Incendiar, depredar meios de transporte públicos ou privados ou qualquer bem público, bem como sabotar sistemas de informática, o funcionamento de meios de comunicação ou de transporte, portos, aeroportos, estações ferroviárias ou rodoviárias, hospitais e locais onde funcionam serviços públicos também entram na tipificação do crime.
O especialista do Fórum Brasileiro de Segurança Pública explica que a tipificação não é o maior problema. Para ele, a questão está no poder dado ao Estado para considerar o que pode ser enquadrado como terrorismo.
“O problema é quando a gente autoriza o Estado a tomar decisão na ponta da linha, ou seja, vai ser o policial e o juiz que vai determinar”, diz Lima. “Na Copa do Mundo, por exemplo, todos queriam que este projeto fosse aprovado para garantir a segurança, porque todos achavam que seria um caos. E a gente teve o contrário. A segurança foi elogiada por todos”, completou.
O projeto, que foi encaminhado ao Senado, também é criticado pelo deputado Chico Alencar (Psol-RJ), que citou casos ocorridos durante as manifestações de 2013 para justificar as críticas. “Uma pessoa pobre no Rio de Janeiro foi presa e condenada porque carregava um Pinho Sol. Porque era pobre, foi preso e condenado e está até hoje preso”, disse Alencar no dia da votação.
Segundo ele, o projeto abre margem de interpretação subjetiva para tipificar o crime. “Há uma semana, o MST [Movimento dos Trabalhadores Rurais Sem Terra] ocupou o Ministério da Fazenda para conseguir uma audiência com o ministro e isso poderia ser encarado como terrorismo”, disse.
O deputado Raul Jungmann (PPS-PE), que foi o relator do projeto na Comissão de Segurança Pública e Combate ao Crime Organizado, rebate as críticas argumentando que a proposta não fere direitos constitucionais. “Este projeto é, sobretudo, uma defesa dos direitos e das garantias, porque não ameaça nenhum deles, e também dos movimentos sociais, sejam eles quais forem, porque nenhuma legislação hoje no mundo excepcionaliza, como essa excepcionaliza, os movimentos e a eles dá garantias”, afirmou Jungmann antes de votar favoravelmente ao projeto.

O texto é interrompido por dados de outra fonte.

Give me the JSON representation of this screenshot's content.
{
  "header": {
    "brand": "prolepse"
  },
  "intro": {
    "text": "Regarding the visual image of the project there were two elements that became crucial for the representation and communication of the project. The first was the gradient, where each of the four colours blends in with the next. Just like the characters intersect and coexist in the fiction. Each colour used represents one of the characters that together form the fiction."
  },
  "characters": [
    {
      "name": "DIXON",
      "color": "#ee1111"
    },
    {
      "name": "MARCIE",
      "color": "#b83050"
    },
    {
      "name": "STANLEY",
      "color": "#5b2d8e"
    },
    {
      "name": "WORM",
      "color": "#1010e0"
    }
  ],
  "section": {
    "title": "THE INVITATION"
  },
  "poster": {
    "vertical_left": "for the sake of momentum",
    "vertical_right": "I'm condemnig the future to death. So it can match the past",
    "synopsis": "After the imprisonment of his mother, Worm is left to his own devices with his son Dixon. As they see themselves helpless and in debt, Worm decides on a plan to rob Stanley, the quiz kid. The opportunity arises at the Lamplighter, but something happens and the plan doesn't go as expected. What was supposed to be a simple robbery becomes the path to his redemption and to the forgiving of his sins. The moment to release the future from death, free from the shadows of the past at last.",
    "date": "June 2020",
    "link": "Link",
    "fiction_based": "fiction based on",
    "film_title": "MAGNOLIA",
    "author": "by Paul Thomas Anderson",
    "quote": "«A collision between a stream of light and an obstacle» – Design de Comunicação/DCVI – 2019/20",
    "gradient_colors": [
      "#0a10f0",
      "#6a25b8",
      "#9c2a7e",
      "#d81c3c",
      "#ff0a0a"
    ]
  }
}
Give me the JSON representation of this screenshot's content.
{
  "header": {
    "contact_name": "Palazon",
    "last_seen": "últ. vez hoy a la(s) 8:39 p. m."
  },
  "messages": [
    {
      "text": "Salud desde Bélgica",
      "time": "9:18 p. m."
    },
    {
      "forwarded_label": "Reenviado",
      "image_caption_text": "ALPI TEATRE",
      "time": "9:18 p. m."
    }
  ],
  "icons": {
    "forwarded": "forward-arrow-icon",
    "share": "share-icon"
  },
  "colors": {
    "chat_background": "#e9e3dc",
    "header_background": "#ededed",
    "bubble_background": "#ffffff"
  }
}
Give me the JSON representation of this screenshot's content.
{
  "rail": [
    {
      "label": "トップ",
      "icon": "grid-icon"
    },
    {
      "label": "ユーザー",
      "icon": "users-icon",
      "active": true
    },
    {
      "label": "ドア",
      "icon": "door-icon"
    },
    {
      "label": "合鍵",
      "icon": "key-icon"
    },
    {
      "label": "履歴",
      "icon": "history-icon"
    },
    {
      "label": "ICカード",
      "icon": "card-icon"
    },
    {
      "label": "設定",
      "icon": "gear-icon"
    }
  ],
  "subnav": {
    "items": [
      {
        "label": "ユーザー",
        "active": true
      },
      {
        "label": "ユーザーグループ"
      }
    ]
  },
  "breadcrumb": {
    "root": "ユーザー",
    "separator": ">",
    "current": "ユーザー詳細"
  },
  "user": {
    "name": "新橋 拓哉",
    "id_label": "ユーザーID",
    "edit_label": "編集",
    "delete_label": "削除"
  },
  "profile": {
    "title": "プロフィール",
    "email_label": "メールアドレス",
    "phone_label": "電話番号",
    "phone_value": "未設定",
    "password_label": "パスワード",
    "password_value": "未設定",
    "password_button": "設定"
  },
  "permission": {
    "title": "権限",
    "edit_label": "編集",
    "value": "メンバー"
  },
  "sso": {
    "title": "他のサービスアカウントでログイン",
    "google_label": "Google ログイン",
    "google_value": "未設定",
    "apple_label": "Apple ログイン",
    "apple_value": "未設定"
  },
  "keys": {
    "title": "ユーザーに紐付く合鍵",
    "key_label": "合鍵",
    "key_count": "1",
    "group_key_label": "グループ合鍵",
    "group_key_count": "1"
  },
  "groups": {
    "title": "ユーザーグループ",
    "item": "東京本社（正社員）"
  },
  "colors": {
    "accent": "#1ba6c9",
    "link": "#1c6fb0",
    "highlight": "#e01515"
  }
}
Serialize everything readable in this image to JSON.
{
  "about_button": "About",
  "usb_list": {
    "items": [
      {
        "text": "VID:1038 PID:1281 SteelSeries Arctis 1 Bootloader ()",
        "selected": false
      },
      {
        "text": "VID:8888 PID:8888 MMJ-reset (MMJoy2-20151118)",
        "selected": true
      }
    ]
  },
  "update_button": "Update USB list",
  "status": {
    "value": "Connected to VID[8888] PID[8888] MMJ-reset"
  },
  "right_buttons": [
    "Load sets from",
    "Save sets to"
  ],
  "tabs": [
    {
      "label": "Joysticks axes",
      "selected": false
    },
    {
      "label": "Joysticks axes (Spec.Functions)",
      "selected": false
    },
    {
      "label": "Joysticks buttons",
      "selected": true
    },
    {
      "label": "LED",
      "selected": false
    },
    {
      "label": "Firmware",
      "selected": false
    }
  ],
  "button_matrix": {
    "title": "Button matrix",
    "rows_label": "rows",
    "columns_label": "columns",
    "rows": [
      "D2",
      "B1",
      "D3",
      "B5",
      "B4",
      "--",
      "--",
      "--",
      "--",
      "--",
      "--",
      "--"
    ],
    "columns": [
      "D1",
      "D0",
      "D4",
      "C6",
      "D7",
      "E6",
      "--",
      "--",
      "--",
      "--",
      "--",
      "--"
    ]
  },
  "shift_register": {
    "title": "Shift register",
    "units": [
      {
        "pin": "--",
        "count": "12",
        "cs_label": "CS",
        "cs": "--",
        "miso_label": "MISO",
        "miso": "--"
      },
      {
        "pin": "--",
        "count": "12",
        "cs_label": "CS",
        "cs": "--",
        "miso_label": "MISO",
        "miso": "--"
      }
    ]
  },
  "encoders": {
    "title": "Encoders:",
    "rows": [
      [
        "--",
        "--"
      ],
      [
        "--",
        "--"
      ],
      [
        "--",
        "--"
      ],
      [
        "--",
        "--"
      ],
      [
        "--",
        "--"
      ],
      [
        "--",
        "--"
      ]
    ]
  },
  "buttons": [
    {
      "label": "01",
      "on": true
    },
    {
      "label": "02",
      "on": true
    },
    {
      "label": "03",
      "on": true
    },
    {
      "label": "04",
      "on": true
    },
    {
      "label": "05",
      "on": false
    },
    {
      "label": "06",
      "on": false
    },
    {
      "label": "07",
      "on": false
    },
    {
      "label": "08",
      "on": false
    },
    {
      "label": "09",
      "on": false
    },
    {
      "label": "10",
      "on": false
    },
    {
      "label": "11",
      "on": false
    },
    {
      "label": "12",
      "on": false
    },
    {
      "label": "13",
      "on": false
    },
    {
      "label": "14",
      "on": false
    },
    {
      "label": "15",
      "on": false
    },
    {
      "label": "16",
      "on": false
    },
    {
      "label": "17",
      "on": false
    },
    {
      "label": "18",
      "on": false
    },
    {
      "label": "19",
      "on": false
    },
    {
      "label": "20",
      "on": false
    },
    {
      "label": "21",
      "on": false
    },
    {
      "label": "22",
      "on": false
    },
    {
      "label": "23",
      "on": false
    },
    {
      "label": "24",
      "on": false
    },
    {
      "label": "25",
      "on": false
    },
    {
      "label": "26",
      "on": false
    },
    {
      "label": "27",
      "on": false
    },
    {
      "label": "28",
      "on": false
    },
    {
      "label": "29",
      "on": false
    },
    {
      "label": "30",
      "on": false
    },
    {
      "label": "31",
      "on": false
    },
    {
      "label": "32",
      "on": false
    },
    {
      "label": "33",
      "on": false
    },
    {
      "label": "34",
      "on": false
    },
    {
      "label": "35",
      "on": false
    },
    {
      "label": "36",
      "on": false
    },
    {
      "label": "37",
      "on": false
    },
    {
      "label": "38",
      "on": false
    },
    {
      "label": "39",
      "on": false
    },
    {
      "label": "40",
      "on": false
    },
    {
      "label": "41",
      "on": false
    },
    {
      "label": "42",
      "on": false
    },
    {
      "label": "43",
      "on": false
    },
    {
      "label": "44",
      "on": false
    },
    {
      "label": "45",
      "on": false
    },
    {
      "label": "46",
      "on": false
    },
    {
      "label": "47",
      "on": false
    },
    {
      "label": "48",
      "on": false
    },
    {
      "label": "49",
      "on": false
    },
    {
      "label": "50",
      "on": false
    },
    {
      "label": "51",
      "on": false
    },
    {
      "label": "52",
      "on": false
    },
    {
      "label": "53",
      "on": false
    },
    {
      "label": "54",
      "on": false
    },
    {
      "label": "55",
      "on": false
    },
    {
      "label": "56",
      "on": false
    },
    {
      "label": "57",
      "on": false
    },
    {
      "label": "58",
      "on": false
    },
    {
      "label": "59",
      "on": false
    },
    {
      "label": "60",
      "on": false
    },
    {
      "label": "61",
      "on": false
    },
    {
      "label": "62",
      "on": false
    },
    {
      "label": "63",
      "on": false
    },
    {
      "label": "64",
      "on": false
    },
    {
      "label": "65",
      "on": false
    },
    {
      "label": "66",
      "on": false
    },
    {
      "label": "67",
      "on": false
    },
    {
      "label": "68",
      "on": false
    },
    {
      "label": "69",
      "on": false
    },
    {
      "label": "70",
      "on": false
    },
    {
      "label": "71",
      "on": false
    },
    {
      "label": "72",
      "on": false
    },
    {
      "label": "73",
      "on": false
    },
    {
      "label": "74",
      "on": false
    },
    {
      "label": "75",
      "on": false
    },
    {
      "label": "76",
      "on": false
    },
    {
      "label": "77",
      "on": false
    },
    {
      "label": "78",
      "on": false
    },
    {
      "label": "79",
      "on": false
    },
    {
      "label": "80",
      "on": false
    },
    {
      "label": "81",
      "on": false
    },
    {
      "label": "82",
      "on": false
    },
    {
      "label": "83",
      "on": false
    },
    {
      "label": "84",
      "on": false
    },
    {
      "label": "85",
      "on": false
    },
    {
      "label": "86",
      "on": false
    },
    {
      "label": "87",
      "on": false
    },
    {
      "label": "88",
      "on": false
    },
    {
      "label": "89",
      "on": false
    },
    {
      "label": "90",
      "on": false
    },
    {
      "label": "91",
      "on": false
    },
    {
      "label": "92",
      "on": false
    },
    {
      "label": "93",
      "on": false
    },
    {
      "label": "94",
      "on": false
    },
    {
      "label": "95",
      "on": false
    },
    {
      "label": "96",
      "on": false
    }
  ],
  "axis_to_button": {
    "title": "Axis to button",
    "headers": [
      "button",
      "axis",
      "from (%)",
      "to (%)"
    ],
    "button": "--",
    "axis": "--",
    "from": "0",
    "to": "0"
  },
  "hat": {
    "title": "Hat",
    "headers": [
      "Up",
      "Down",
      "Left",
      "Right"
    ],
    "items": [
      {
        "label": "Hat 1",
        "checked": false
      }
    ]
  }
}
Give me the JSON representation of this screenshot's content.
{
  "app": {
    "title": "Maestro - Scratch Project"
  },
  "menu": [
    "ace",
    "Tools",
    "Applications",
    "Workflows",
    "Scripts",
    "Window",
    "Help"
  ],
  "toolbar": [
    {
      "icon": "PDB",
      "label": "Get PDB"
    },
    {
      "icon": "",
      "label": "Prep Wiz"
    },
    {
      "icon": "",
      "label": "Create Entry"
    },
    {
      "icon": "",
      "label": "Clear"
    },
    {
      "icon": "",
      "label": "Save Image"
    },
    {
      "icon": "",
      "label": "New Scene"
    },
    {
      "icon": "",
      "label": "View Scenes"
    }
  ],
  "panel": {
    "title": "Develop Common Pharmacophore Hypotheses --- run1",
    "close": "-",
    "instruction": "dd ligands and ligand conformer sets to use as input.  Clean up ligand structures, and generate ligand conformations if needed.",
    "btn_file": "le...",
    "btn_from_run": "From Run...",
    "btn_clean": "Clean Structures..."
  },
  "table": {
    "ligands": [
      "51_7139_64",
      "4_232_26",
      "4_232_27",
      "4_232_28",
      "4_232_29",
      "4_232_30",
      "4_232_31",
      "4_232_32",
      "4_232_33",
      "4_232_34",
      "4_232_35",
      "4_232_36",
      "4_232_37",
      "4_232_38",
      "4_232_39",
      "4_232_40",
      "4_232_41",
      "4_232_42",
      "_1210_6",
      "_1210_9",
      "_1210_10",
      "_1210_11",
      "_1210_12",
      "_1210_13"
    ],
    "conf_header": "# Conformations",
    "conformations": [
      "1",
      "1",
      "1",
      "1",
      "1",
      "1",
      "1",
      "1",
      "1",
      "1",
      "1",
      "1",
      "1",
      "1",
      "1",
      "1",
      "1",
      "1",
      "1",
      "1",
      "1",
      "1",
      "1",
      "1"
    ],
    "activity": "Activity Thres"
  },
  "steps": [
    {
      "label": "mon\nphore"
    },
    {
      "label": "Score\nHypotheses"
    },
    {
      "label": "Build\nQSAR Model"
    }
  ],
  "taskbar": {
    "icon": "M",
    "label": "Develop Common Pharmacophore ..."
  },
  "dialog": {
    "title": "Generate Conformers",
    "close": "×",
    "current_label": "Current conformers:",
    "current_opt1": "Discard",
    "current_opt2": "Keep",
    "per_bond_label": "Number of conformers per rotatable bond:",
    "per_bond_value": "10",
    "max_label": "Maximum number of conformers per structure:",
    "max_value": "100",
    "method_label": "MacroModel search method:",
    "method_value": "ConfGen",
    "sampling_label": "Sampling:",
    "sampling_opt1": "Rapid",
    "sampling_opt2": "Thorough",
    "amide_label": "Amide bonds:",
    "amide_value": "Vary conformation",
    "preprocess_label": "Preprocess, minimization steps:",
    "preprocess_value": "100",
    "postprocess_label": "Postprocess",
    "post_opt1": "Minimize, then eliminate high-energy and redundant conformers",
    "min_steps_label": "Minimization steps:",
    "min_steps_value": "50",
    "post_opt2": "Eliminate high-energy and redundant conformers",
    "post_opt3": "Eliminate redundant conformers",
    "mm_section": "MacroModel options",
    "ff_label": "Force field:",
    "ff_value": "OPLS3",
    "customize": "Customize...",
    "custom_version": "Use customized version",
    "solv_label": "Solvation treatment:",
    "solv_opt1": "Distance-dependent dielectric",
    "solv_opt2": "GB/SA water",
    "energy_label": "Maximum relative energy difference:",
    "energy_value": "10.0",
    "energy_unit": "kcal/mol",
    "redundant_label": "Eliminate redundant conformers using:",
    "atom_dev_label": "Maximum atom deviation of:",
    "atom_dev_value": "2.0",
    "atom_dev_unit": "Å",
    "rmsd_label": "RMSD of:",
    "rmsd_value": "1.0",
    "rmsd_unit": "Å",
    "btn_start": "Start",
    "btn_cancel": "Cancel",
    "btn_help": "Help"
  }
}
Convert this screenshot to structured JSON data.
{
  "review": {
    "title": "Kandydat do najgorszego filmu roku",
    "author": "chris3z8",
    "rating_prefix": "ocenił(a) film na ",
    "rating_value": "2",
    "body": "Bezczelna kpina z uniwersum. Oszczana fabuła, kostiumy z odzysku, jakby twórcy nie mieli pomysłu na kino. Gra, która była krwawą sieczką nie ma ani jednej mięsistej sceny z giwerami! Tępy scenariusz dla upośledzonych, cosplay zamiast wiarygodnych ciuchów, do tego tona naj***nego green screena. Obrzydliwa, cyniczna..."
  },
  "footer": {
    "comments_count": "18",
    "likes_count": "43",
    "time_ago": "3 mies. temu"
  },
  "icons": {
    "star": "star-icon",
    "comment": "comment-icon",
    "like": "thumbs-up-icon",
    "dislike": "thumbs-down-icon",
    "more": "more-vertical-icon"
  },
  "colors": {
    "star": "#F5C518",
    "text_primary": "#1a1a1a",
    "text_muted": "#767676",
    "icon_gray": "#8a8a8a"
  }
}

O parlamentar disse que não encontrou, nas leis analisadas, uma que tivesse a preocupação de não criminalizar as manifestações de movimentos sociais, sindicais, religiosos ou de classe profissional cujos objetivos sejam a defesa de direitos, garantias e liberdades constitucionais.
“A tipificação do crime de terrorismo, porque ele fere bens que são múltiplos e amplos em qualquer lugar do mundo, não é uma coisa fácil de fazer. Mas nós, aqui, excepcionalizamos os movimentos sociais, tanto aqueles que estão ligados ao campo, como o MST, quanto aqueles que vão à rua contra o atual governo”, disse.